I have attended court ordered meetings where the result of the meeting is the crown dropping the case, and after another one party dropped out of litigation after close scrutiny of the report produced.

I have attended trials where the use of an expert meeting would not have been appropriate and also trials where no meeting was ordered that would have benefitted from such a meeting.

In returning to the question the question whether expert witness meetings are meeting of minds or bruising battles of ego, I believe they should be meetings of minds, carried out in a professional manner, but in an adversarial system they cannot be divorced from the protagonists’ egos. Whether they are bruising or not depends upon how well prepared the experts were and how tenable their position was under peer scrutiny.

In relation to whether they are a necessary evil or a pointless exercise, I feel that in many instances they are necessary but they are not always appropriate.

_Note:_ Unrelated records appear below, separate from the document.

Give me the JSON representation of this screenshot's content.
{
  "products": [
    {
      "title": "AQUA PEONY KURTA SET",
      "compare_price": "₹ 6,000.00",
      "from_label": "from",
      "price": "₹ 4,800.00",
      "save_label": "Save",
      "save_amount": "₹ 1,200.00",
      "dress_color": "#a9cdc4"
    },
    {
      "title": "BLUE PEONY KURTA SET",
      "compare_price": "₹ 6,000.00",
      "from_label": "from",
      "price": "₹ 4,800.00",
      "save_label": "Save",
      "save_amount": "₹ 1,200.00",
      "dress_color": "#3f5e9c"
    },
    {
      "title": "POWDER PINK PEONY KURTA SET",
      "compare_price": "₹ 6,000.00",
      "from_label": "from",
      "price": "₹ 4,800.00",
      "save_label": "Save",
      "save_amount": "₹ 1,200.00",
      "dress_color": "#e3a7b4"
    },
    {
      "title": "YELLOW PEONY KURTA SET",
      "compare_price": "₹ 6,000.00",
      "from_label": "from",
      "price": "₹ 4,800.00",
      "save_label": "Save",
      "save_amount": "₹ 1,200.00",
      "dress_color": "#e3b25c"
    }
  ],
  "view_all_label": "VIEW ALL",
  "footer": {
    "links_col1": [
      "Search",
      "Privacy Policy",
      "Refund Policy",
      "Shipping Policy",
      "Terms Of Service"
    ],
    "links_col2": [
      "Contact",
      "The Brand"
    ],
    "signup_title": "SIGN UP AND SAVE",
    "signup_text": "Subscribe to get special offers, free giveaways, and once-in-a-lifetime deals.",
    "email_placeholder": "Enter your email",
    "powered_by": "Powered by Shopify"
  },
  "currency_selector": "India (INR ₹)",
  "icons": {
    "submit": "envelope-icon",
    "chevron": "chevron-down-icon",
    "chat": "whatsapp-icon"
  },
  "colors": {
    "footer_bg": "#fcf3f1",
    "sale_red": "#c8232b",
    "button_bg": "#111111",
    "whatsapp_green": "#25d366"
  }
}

Their use is at the judge’s discretion and the judge and the legal teams are best placed to assess the usefulness for having an expert’s meeting.

As for the suggestion that they are an under employed method of shortening trials, ideally suited to this time of fiscal austerity, it is my experience they might be used more often than they have been but they are not suitable for every occasion. They do have the effect of reducing the duration of expert attendance and hence the overall length of trials. The imposition of experts’ meetings at every trial to reduce trial durations for financial reasons is a concept that I feel would be seized upon as anathema in some quarters and regarded as a panacea in others.

Expert’s meetings are helpful to the court and to those at the centre of the trial, the defendant and the victims of the crime, when ordered by a judge in order to distil and simplify the expert arguments on both sides, and concentrate upon the facts at issue. The needs of the victim and the defendant are not the same and one of the disputing legal teams is disadvantaged by the outcome of the meeting, so the outcome of such meetings is not helpful to those individuals, but appropriately used they are helpful to society in general.

Mark McCabe


Mark was a Fire Officer in the West Midlands for thirty-two years. Now, Mark’s aim is to provide a professional fire investigation service based upon best practice, in keeping with AFI-UK ethos.

Mark has over 35 years’ experience in the fire industry, working for the last 15 years as a full time Fire Investigator. He is a Certified Fire Investigator and Evidence Collection Technician with the International Association of Arson Investigators (IAAI) and a Member of the Institution of Fire Engineers (IFE). He is listed on the UK Register of Expert Witnesses for the specialisms associated with Fire Investigation.

Mark has extensive experience of providing expert evidence in courts in respect of fires and explosions. He has carried out in excess of 750 fire investigations in the UK and abroad: including major commercial losses, domestic properties, motor vehicles, domestic appliance fires and 116 fire death enquiries, covering accidents, in excess of twenty murders and numerous suicides.